For your specific example, I would recommend that /v1/get/books should return HTTP 200 with an empty array.
If I'm reading your post right, your API intends to collect books. Metaphorically speaking, you have a bookshelf for books, a DVD rack for movies, and possibly other containers that you haven't mentioned here. Because you intend to collect books, /v1/get/books is your bookshelf. This means there's a valid resource there -a list of books- which happens to be empty in your specific example.
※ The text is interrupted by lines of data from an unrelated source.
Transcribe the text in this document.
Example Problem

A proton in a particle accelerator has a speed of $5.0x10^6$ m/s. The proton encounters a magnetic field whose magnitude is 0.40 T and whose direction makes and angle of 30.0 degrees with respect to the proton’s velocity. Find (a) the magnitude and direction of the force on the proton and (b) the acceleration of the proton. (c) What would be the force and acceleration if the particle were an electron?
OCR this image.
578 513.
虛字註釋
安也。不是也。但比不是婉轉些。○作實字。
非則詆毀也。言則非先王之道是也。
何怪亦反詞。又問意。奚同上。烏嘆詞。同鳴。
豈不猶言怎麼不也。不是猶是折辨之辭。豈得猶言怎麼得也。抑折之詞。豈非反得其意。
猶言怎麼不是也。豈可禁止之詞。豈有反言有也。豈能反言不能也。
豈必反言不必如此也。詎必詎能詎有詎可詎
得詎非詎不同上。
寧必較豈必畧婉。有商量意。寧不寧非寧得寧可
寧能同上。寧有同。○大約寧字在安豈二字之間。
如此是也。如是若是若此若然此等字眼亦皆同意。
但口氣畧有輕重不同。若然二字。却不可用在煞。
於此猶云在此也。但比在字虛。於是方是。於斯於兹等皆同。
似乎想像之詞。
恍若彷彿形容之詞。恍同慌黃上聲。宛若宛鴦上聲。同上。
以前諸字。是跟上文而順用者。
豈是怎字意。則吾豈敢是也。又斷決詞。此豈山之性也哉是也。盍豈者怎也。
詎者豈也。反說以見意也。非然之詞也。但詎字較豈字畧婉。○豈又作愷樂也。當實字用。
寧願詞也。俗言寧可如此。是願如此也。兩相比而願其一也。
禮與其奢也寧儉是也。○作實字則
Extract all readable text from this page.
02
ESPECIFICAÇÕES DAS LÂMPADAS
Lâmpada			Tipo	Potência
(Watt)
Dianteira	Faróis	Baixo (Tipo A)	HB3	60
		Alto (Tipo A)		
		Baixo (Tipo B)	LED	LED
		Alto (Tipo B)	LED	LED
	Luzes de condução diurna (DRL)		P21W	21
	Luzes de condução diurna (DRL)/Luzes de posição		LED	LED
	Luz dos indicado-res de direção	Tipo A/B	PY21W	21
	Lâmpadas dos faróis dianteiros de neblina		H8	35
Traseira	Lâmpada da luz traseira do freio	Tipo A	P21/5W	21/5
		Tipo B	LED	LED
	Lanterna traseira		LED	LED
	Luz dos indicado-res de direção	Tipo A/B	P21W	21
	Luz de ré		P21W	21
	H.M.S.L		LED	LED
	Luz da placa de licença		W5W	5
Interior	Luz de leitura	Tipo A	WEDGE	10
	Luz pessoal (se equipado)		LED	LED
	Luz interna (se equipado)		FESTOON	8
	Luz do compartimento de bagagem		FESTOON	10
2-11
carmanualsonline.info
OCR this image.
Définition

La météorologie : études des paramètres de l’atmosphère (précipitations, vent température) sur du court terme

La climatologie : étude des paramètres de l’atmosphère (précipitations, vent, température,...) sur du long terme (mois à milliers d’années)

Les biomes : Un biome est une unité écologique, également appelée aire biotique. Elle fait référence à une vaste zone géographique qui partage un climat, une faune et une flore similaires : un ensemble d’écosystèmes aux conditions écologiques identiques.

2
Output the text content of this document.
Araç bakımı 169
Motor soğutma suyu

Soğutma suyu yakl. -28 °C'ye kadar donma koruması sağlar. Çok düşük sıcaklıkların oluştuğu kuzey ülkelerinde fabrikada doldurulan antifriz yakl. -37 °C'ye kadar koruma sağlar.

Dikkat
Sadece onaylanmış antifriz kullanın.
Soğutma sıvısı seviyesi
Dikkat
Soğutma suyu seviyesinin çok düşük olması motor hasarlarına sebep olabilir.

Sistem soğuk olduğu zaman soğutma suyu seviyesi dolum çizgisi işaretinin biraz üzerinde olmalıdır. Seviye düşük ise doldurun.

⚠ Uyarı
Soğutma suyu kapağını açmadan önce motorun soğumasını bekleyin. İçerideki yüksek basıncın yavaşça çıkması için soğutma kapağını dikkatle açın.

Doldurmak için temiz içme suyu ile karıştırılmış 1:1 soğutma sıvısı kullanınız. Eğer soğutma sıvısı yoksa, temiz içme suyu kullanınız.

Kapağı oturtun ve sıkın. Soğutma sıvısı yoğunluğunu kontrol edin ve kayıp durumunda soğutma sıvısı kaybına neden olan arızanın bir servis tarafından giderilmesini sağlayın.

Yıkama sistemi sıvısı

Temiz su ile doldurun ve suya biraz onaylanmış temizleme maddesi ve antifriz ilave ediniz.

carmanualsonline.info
The reason I don't suggest returning HTTP 404 in this case is that the bookshelf is still there. There aren't any books on it at the moment, but it is still a bookshelf. If it weren't a bookshelf -if the API didn't intend to collect books, for example- then HTTP 404 would be appropriate. But because there's a resource there, you shouldn't signal that there isn't one, which HTTP 404 does. Therefore, I argue that 200 with an empty array (signifying the collection) is more appropriate.
The reason I don't suggest returning HTTP 204 is that this would suggest that "No Content" is the ordinary state of affairs: performing this action on this resource normally wouldn't return anything. That's why it's usually used as a response to DELETE requests, for example: the nature of deletion generally means that there is left nothing to return. The case is similar when it's used to respond to requests with the If-Modified family of headers: you only wanted content if the resource had changed, but it hasn't, so I won't give you any content.
But I argue that for GETting an empty-but-valid collection, HTTP 204 doesn't make sense. If there were items in the collection, then the proper representation would be an array of that data. Therefore, when there is no data there (but the collection is valid), the proper representation is an empty array.